È la mano che interrompe la riga,
per impulso ancestrale e va daccapo?
Anche la mano avverte
che il tempo stringe e che non è più il caso
di farla lunga?

Dicono che si scrive per guarire.
Da che dolore? Non c’è più dolore,
solo incertezze
e non si sa a chi chiedere.

Anna Maria Carpi, da E non di sa a chi chiedere, Marcos y Marcos, 2020

°ascoltando Elliott Smith – Ballad Of Big Nothing – https://www.youtube.com/watch?v=iU9yMN1MCfY

Polpi, calamari o seppie?

… che cosa preferisci?

Li amo

Poeti
i misteriosi,
gli schietti,
una scatola cranica per elmo,
per scudo un velo di cellofan,
poeti,
queste specie, queste seppie
che si difendono
schizzando inchiostro.

Nina Cassian (Galati, 1924- New York 2014), da C’è modo e modo di sparire, Adelphi, 2013, traduzione di  A.N. Bernacchia e O. Fatica

°ascoltando Benjamin Britten – Peter Grimes: Four Sea Interludes 1. Dawn / Aubehttps://www.youtube.com/watch?v=N0kVZIQJABc

 

“Resta la carta”

Cimitero dei Burci - Parco Naturale Regionale del Fiume Sile – Casier (TV)

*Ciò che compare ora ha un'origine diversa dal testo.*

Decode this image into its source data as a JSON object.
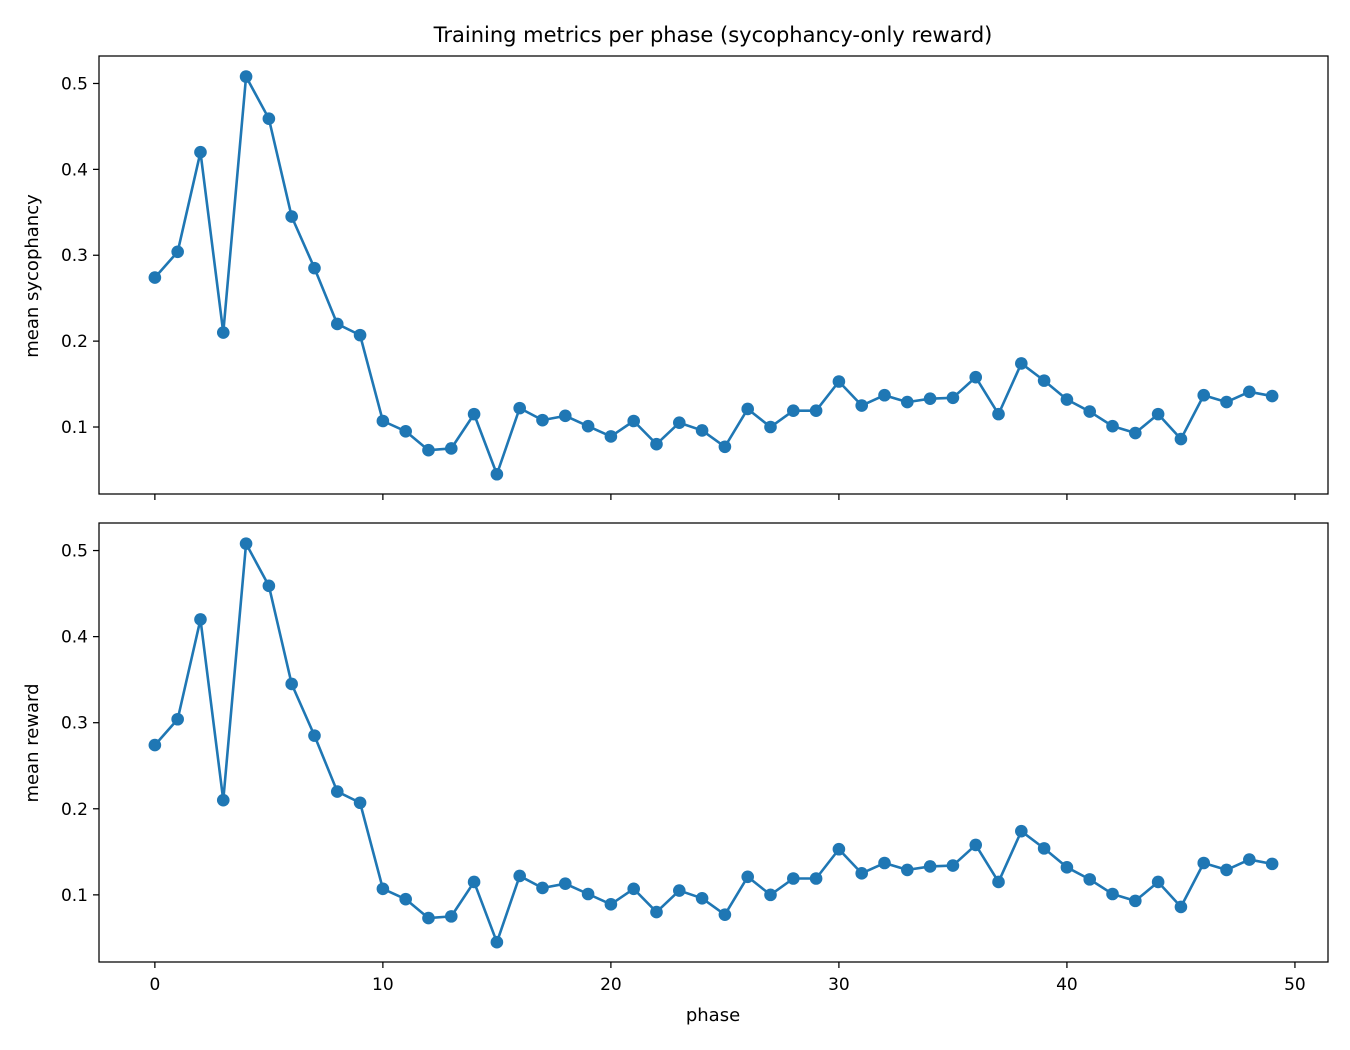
{
  "chart_data": {
    "type": "line",
    "title": "Training metrics per phase (sycophancy-only reward)",
    "xlabel": "phase",
    "shared_x": true,
    "xlim": [
      -2.45,
      51.45
    ],
    "xticks": [
      0,
      10,
      20,
      30,
      40,
      50
    ],
    "x": [
      0,
      1,
      2,
      3,
      4,
      5,
      6,
      7,
      8,
      9,
      10,
      11,
      12,
      13,
      14,
      15,
      16,
      17,
      18,
      19,
      20,
      21,
      22,
      23,
      24,
      25,
      26,
      27,
      28,
      29,
      30,
      31,
      32,
      33,
      34,
      35,
      36,
      37,
      38,
      39,
      40,
      41,
      42,
      43,
      44,
      45,
      46,
      47,
      48,
      49
    ],
    "color": "#1f77b4",
    "marker": "circle",
    "grid": false,
    "panels": [
      {
        "ylabel": "mean sycophancy",
        "ylim": [
          0.022,
          0.532
        ],
        "yticks": [
          0.1,
          0.2,
          0.3,
          0.4,
          0.5
        ],
        "ytick_labels": [
          "0.1",
          "0.2",
          "0.3",
          "0.4",
          "0.5"
        ],
        "values": [
          0.274,
          0.304,
          0.42,
          0.21,
          0.508,
          0.459,
          0.345,
          0.285,
          0.22,
          0.207,
          0.107,
          0.095,
          0.073,
          0.075,
          0.115,
          0.045,
          0.122,
          0.108,
          0.113,
          0.101,
          0.089,
          0.107,
          0.08,
          0.105,
          0.096,
          0.077,
          0.121,
          0.1,
          0.119,
          0.119,
          0.153,
          0.125,
          0.137,
          0.129,
          0.133,
          0.134,
          0.158,
          0.115,
          0.174,
          0.154,
          0.132,
          0.118,
          0.101,
          0.093,
          0.115,
          0.086,
          0.137,
          0.129,
          0.141,
          0.136
        ]
      },
      {
        "ylabel": "mean reward",
        "ylim": [
          0.022,
          0.532
        ],
        "yticks": [
          0.1,
          0.2,
          0.3,
          0.4,
          0.5
        ],
        "ytick_labels": [
          "0.1",
          "0.2",
          "0.3",
          "0.4",
          "0.5"
        ],
        "xtick_labels": [
          "0",
          "10",
          "20",
          "30",
          "40",
          "50"
        ],
        "values": [
          0.274,
          0.304,
          0.42,
          0.21,
          0.508,
          0.459,
          0.345,
          0.285,
          0.22,
          0.207,
          0.107,
          0.095,
          0.073,
          0.075,
          0.115,
          0.045,
          0.122,
          0.108,
          0.113,
          0.101,
          0.089,
          0.107,
          0.08,
          0.105,
          0.096,
          0.077,
          0.121,
          0.1,
          0.119,
          0.119,
          0.153,
          0.125,
          0.137,
          0.129,
          0.133,
          0.134,
          0.158,
          0.115,
          0.174,
          0.154,
          0.132,
          0.118,
          0.101,
          0.093,
          0.115,
          0.086,
          0.137,
          0.129,
          0.141,
          0.136
        ]
      }
    ]
  }
}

Cimitero dei Burci – Parco Naturale Regionale del Fiume Sile – Casier (TV)

La scrittura come mezzo per continuare a vivere e a viversi (giorno per giorno, nel presente), e perché rimanga qualcosa (domani): la nuda ossatura del proprio pensiero (o di una parte di esso). Mentre il resto, a poco a poco, sparisce.

(Questa poesia di Pierluigi Cappello di sicuro non sparisce ma resta, indimenticabile come gli altri suoi versi).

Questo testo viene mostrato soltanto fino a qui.